Médica bolsonarista desmente Mandetta e Anvisa
Foto: Reprodução
A médica imunologista Nise Yamaguchi negou hoje ter sugerido ao governo Jair Bolsonaro (sem partido), no ano passado, mudar a bula da cloroquina/hidroxicloroquina para incluir a covid-19 na lista de doenças para as quais servem esses medicamentos. Ela foi indagada a respeito pelos senadores da CPI da Covid, onde presta depoimento na condição de testemunha convidada.

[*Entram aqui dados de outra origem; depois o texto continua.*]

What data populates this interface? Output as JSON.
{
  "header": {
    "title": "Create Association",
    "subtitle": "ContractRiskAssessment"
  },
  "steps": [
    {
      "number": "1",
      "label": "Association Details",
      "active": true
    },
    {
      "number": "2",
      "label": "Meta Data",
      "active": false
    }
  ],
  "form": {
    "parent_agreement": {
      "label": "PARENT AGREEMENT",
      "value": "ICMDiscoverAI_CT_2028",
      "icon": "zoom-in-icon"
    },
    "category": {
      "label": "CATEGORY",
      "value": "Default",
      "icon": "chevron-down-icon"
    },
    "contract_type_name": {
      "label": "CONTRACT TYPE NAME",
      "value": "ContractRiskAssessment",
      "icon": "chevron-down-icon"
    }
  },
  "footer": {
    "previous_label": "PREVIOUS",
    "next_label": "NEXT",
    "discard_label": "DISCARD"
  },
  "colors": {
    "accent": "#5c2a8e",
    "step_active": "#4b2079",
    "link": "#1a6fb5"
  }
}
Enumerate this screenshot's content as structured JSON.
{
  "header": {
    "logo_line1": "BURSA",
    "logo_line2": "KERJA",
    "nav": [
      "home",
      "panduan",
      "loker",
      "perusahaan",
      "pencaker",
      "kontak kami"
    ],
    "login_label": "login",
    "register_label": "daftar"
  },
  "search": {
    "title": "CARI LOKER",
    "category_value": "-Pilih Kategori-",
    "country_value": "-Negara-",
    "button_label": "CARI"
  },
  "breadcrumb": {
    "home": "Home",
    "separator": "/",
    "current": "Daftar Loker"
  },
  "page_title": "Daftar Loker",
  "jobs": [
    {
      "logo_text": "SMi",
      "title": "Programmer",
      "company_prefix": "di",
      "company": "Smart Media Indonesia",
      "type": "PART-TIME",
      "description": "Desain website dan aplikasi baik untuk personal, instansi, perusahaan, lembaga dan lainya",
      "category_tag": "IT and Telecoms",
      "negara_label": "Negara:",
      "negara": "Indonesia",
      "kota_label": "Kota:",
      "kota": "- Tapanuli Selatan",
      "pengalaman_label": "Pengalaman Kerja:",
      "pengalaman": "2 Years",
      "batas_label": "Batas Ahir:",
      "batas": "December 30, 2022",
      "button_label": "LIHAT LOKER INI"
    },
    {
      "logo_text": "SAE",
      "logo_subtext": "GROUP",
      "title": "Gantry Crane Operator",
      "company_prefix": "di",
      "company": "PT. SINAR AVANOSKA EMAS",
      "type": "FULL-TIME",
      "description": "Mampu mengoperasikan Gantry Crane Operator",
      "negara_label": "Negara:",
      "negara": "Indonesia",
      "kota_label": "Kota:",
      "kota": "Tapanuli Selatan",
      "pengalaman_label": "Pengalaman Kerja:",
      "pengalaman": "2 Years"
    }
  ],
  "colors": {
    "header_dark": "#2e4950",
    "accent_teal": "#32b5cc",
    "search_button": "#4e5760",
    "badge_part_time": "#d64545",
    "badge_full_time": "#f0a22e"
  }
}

Segundo a depoente, houve uma interpretação equivocada dos fatos. A ideia, de acordo com o depoimento da médica, sempre foi orientar o protocolo da prescrição desses recursos farmacológicos, e não impor, via decreto presidencial, a adoção da cloroquina e da hidroxicloroquina.
Os medicamentos não têm eficácia no tratamento, mas são defendidos por Nise e pelo presidente Jair Bolsonaro (sem partido).

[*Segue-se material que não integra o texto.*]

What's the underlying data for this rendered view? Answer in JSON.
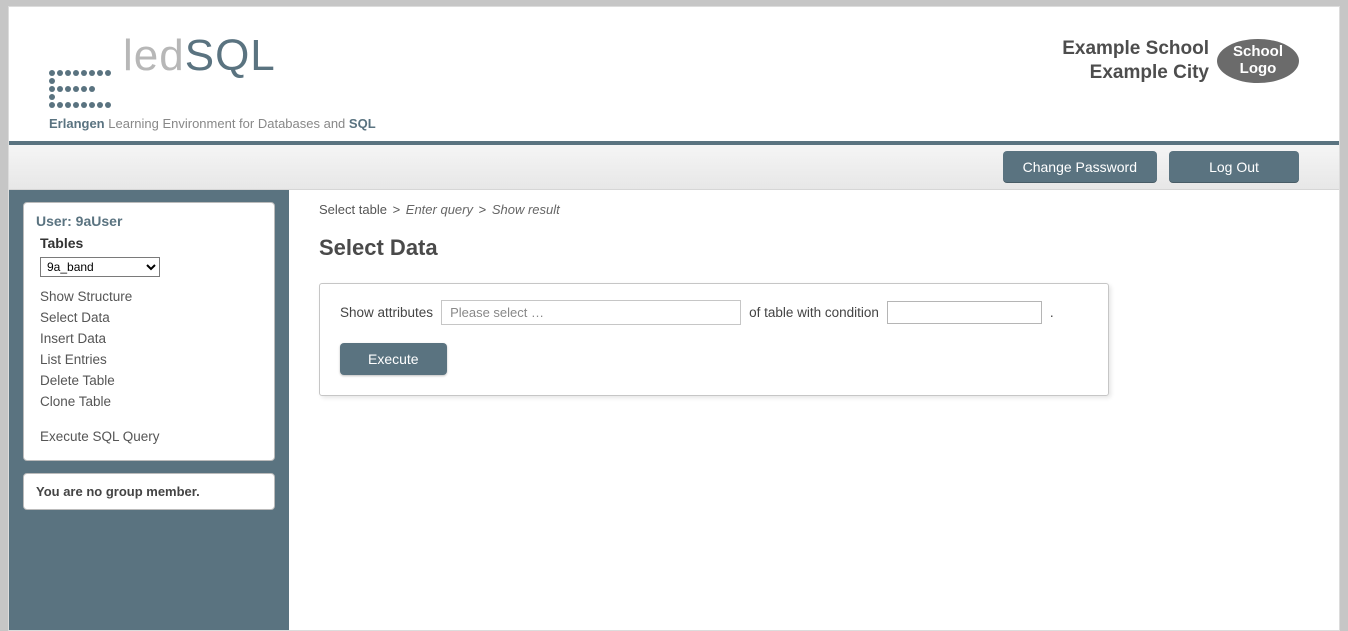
{
  "header": {
    "logo_text_light": "led",
    "logo_text_accent": "SQL",
    "subtitle_strong1": "Erlangen",
    "subtitle_mid": "Learning Environment for Databases and",
    "subtitle_strong2": "SQL",
    "school_line1": "Example School",
    "school_line2": "Example City",
    "school_logo_line1": "School",
    "school_logo_line2": "Logo"
  },
  "toolbar": {
    "change_password": "Change Password",
    "logout": "Log Out"
  },
  "sidebar": {
    "user_label": "User: 9aUser",
    "tables_heading": "Tables",
    "selected_table": "9a_band",
    "links": {
      "show_structure": "Show Structure",
      "select_data": "Select Data",
      "insert_data": "Insert Data",
      "list_entries": "List Entries",
      "delete_table": "Delete Table",
      "clone_table": "Clone Table",
      "execute_sql": "Execute SQL Query"
    },
    "group_message": "You are no group member."
  },
  "breadcrumb": {
    "step1": "Select table",
    "step2": "Enter query",
    "step3": "Show result"
  },
  "main": {
    "page_title": "Select Data",
    "label_show_attributes": "Show attributes",
    "attributes_placeholder": "Please select …",
    "label_of_table_condition": "of table with condition",
    "condition_value": "",
    "period": ".",
    "execute_label": "Execute"
  }
}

A versão contraria a do presidente da Anvisa (Agência Nacional de Vigilância Sanitária), Antonio Barra Torres, e a do ex-ministro da Saúde Luiz Henrique Mandetta.

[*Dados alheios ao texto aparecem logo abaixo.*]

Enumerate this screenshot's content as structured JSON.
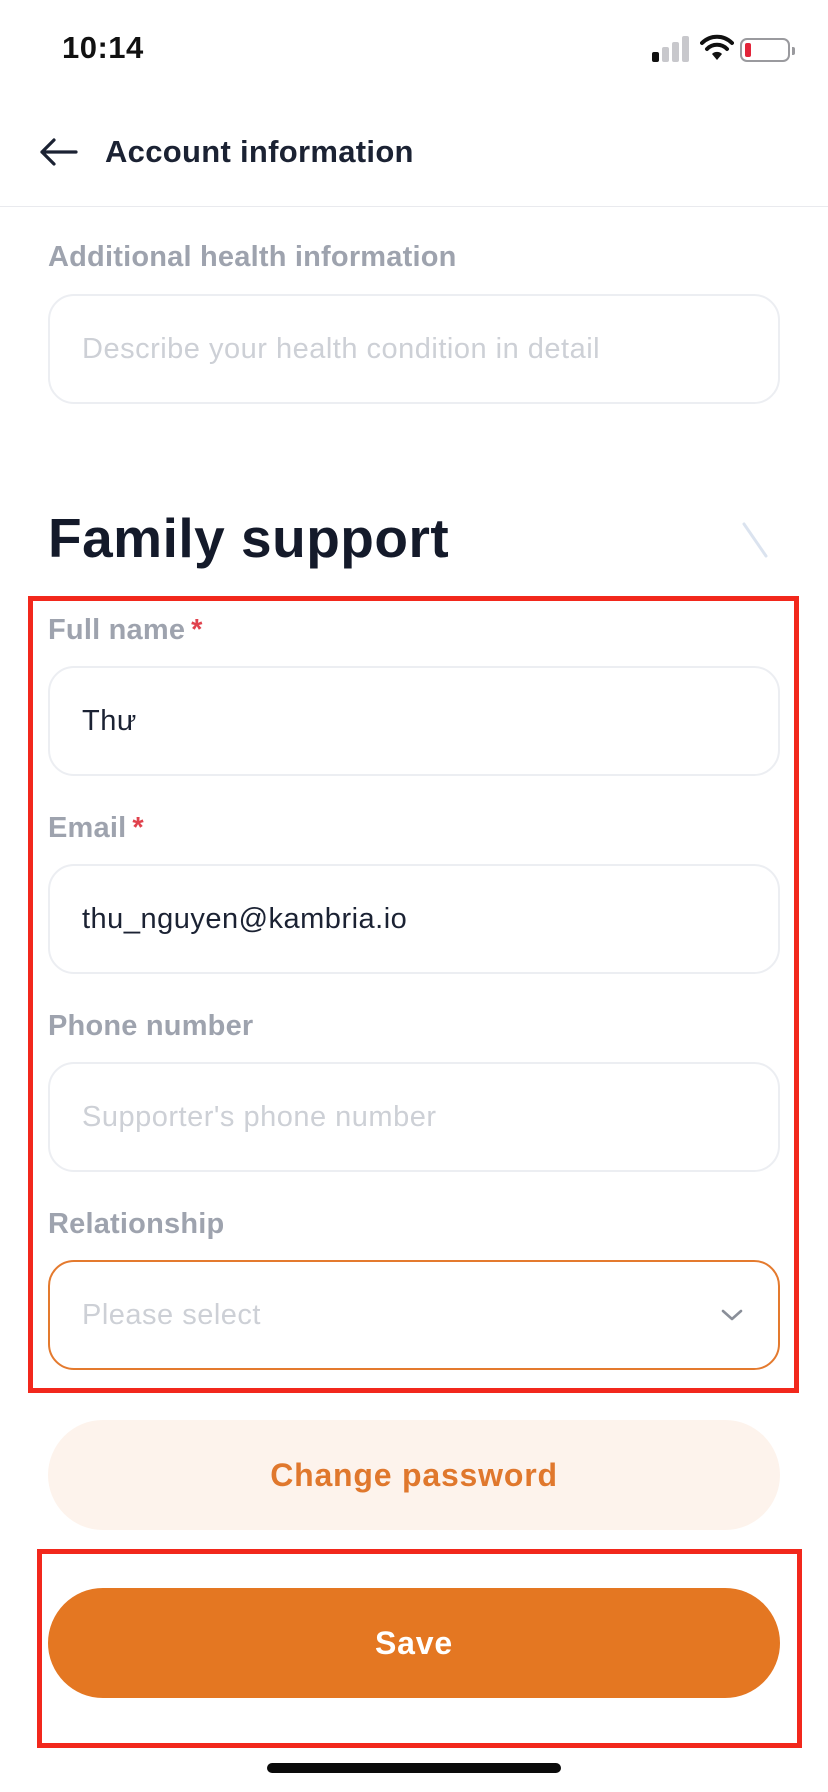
{
  "status_bar": {
    "time": "10:14",
    "battery_color": "#e2253a"
  },
  "header": {
    "back_icon": "arrow-left-icon",
    "title": "Account information"
  },
  "health": {
    "label": "Additional health information",
    "placeholder": "Describe your health condition in detail"
  },
  "family_support": {
    "title": "Family support",
    "full_name": {
      "label": "Full name",
      "required_mark": "*",
      "value": "Thư"
    },
    "email": {
      "label": "Email",
      "required_mark": "*",
      "value": "thu_nguyen@kambria.io"
    },
    "phone": {
      "label": "Phone number",
      "placeholder": "Supporter's phone number"
    },
    "relationship": {
      "label": "Relationship",
      "placeholder": "Please select",
      "icon": "chevron-down-icon"
    }
  },
  "buttons": {
    "change_password": "Change password",
    "save": "Save"
  },
  "colors": {
    "accent": "#e47722",
    "accent_light": "#fdf3ec",
    "highlight": "#f2281c",
    "required": "#e0424d"
  }
}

Não fiz nenhuma minuta, inclusive não conhecia esse papel. Essa é a reunião a que ele se refere, no dia 6 de abril de 2020, que ocorreu no Planalto com a presença do almirante Barra [Torres], do ex-ministro [Luiz Henrique] Mandetta.”
Nise Yamaguchi
Em depoimento à CPI, Barra Torres atribuiu a Nise o aconselhamento para que houvesse, durante a pandemia, uma mudança na bula da cloroquina/hidroxicloroquina.
De acordo com o chefe da Anvisa, uma minuta de decreto presidencial teria sido apresentada por Nise durante reunião no Palácio do Planalto, no ano passado.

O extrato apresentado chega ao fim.